We have taken this time of challenge and uncertainty as an opportunity to reflect on the connections, friendships, and community of support we have built in the early stages of the Vanport Places project. One of our favorite memories to-date was the Columbia Slough Watershed Council‘s recent Neighborhood Slough Supper in North Portland, which took place at Derby Restaurant in the Kenton neighborhood last February. Vanport Places was the event’s featured community project–over 40 of our neighbors gathered to learn about our work, and we were thrilled at the opportunity to share information and receive feedback from so many engaged community members.

We share with you now what we shared with our neighbors at the Slough Supper:
Vanport was one of several Defense Department temporary housing projects built in the metro area to meet the housing demand for over 100,000 Kaiser shipyard workers. The first Vanport Festival narrated bus tour was in 2017. It was this narrated tour with temporary signs that inspired the efforts to mark those places that were significant and inform people “what was here”. Many former residents had not been back to Vanport since the day they evacuated in May 1948, and many others had no idea that a city of 40,000 people and 650 acres–once the second largest city in Oregon–once thrived at this site.
By putting a stake in the ground and marking a “place,” we can provide a space where lived and learned experiences can be shared. The land provides a place to learn from our history with lessons of flood management, levees, natural waterways and habitat transformations.
There are no physical structures remaining of Vanport. It was washed away in the catastrophic flood of 1948. All that remains is a small chunk of concrete where the theater once stood. Our plan is to install historic markers in locations of former structures: the theater, the administration center, and near the main entrance to Vanport where a second breach occurred, washing houses in the flood east of Denver Ave and toward the airport.
We have already installed signage on the PIR administration building and a seasonal 7’x12’ banner on the back of the west grandstand.

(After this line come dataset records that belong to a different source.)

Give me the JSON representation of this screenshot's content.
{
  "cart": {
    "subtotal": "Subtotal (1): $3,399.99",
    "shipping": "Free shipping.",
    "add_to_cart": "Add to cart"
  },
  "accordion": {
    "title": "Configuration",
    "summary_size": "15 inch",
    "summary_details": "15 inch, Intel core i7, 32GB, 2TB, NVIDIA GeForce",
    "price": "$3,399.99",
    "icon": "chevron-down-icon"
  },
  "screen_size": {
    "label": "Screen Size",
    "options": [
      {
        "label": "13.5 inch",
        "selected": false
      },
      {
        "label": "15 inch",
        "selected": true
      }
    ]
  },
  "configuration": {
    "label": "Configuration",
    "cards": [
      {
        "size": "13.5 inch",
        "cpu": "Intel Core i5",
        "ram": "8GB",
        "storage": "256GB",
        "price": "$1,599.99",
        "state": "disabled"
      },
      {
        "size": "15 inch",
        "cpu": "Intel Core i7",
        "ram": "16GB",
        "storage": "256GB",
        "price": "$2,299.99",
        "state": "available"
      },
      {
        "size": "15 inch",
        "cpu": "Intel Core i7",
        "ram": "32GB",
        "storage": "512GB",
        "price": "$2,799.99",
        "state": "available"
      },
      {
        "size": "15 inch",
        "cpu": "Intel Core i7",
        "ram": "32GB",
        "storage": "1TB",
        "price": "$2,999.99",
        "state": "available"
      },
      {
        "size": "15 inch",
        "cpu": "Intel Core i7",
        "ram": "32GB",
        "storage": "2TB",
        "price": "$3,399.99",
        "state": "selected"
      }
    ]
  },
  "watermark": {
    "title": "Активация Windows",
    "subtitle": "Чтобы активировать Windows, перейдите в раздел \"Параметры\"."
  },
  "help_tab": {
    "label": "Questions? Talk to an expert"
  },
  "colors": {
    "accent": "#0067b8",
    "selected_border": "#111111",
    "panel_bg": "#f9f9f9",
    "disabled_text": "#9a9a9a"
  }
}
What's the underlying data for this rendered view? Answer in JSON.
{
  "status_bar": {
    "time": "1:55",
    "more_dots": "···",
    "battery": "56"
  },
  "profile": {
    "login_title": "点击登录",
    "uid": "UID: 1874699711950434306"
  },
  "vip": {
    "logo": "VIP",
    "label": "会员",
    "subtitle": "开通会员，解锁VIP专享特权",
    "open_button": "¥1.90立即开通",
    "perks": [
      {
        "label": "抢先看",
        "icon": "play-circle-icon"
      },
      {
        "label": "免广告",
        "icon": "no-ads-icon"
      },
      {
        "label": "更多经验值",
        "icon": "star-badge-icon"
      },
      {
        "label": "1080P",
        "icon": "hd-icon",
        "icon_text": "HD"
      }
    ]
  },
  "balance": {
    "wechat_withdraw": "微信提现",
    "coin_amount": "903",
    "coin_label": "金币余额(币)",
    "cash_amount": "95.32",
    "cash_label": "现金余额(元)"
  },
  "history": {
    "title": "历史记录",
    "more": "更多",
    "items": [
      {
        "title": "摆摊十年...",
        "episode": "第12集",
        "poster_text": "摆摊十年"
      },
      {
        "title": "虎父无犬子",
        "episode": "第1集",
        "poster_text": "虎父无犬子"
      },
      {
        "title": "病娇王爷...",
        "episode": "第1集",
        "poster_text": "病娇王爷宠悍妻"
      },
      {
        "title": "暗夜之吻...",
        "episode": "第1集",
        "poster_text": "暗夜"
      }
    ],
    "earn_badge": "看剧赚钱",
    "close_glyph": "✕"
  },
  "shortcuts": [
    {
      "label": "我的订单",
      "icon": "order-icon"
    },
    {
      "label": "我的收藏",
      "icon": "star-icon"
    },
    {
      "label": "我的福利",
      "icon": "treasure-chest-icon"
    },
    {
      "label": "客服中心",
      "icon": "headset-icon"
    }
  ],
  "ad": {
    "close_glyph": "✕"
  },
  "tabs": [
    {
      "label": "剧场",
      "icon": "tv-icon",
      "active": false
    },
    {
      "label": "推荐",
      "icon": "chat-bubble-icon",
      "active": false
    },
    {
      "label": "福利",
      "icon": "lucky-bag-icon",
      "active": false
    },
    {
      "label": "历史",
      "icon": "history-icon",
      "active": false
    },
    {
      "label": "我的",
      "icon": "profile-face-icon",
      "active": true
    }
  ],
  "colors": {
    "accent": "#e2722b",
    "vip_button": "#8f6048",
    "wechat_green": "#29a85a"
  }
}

In addition to installing historic markers, we are developing an augmented reality app, working with the City to gain recognition as a National Historic site, and planning to construct a ghost structure that can be used as a venue for any number of events to honor Vanport.
We have gained support from a wide variety of supporters, including neighborhood groups, business associations, former residents, community groups and college classes from the U of P, PCC, Clark College and PSU (which got its start as Vanport College). You can learn more and visit our website www.vanporthistory.org, pick up one our informational sheets and/or make a donation to aide our efforts for recognition of Vanport.
The CSWC has been an excellent supporter in helping remember our area’s history.
A quote by Charles Jordan, a former City Commissioner and Parks Director, serves as our motto–“What people don’t understand, they won’t value; what they don’t value, they won’t protect; and what they don’t protect, they will lose.” You can help protect the heritage of Vanport by supporting the Vanport Places project.